Il 2012 si apre con la partecipazione al Premio Django Reinhardt indetto dall’Académie du Jazz de France, cui seguono il debutto al Grande Auditório della Fundação Gulbenkian di Lisbona con la prima portoghese di Per Caso Aznavour, la ripresa del Pierrot Lunaire di Schoenberg al Teatro Nazionale di Roma, la prima statunitense di Anais Nin di Louis Andriessen, alla Walt Disney Hall di Los Angeles. In maggio debutta al Beijing Concert Hall, con il Racconto dall’Inferno di Louis Andriessen, e nel progetto Strange Fruit di Fabrizio Cassol, al KVS e Theatre National di Bruxelles.
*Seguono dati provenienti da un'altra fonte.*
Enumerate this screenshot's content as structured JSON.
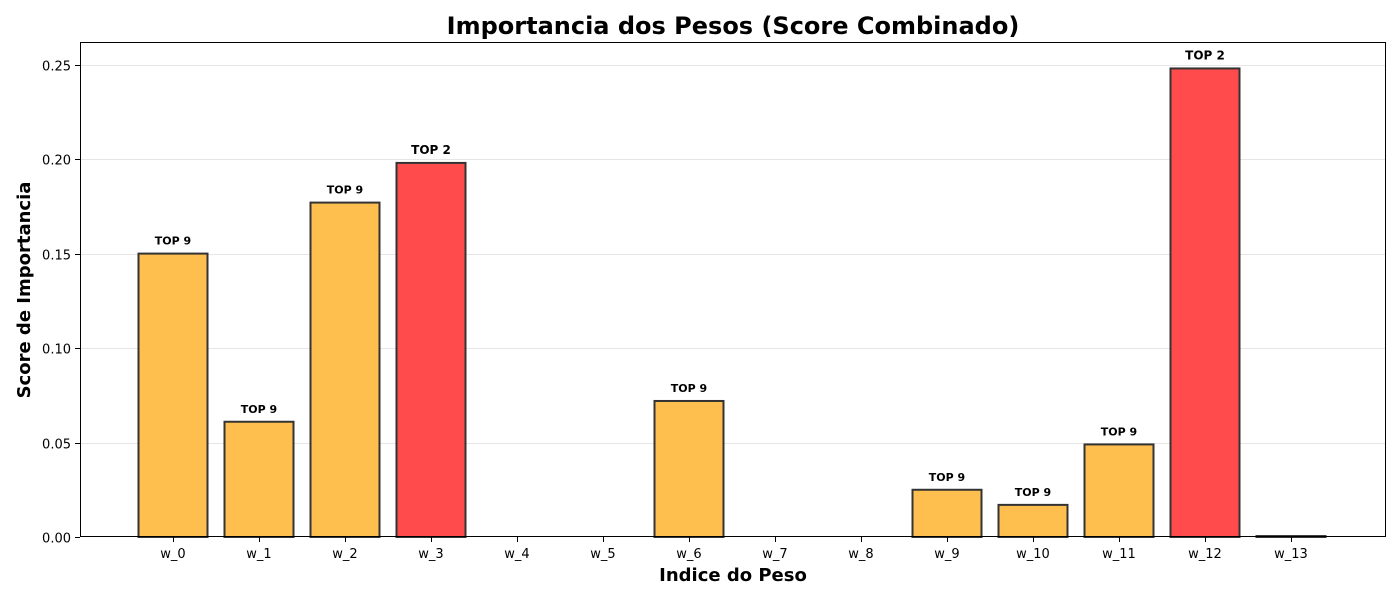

Ritorna inoltre al West Cork Chamber Music Festival (Irlanda) con il debutto nella Phaedra di B. Britten e riprende il Combattimento di Tancredi e Clorinda di Monteverdi-Battistelli alle Terme di Caracalla di Roma. In ottobre debutta al Konzerthaus di Vienna nell’ambito dei festeggiamenti del 100° della composizione di Pierrot Lunaire, in Moonsongs di Uri Caine (da Schoenberg), debutta alla Perm Philharmonie, ritorna a Mosca, con un debutto alla Moscow International House assieme ai Virtuosi Italiani. In dicembre debutta infine a Bangkok con la Bangkok Symphony Orchestra.
Nel 2013, l’attende il debutto nel progetto Barocco! con il gruppo Brass Gang! (Paolo Fresu, Gianluca Petrella, Steve Bernstein, Marcus Rojas), oltre a due importanti debutti nell’ambito delle celebrazioni del centenario della nascita di Benjamin Britten: The rape of Lucrezia (Produzione del Maggio Musicale Fiorentino) e The turn of the screw (Teatro Comunale di Bologna). Dall’8 al 12 gennaio terrà una masterclass nell’ambito del Festival Internacional de Musica di Cartagena (Colombia).
Pubblica presso Egea Records gli album IDEA (2006), Tilim –Bom (2008), SOLIDAGO (2009), La donna di cristallo (2012).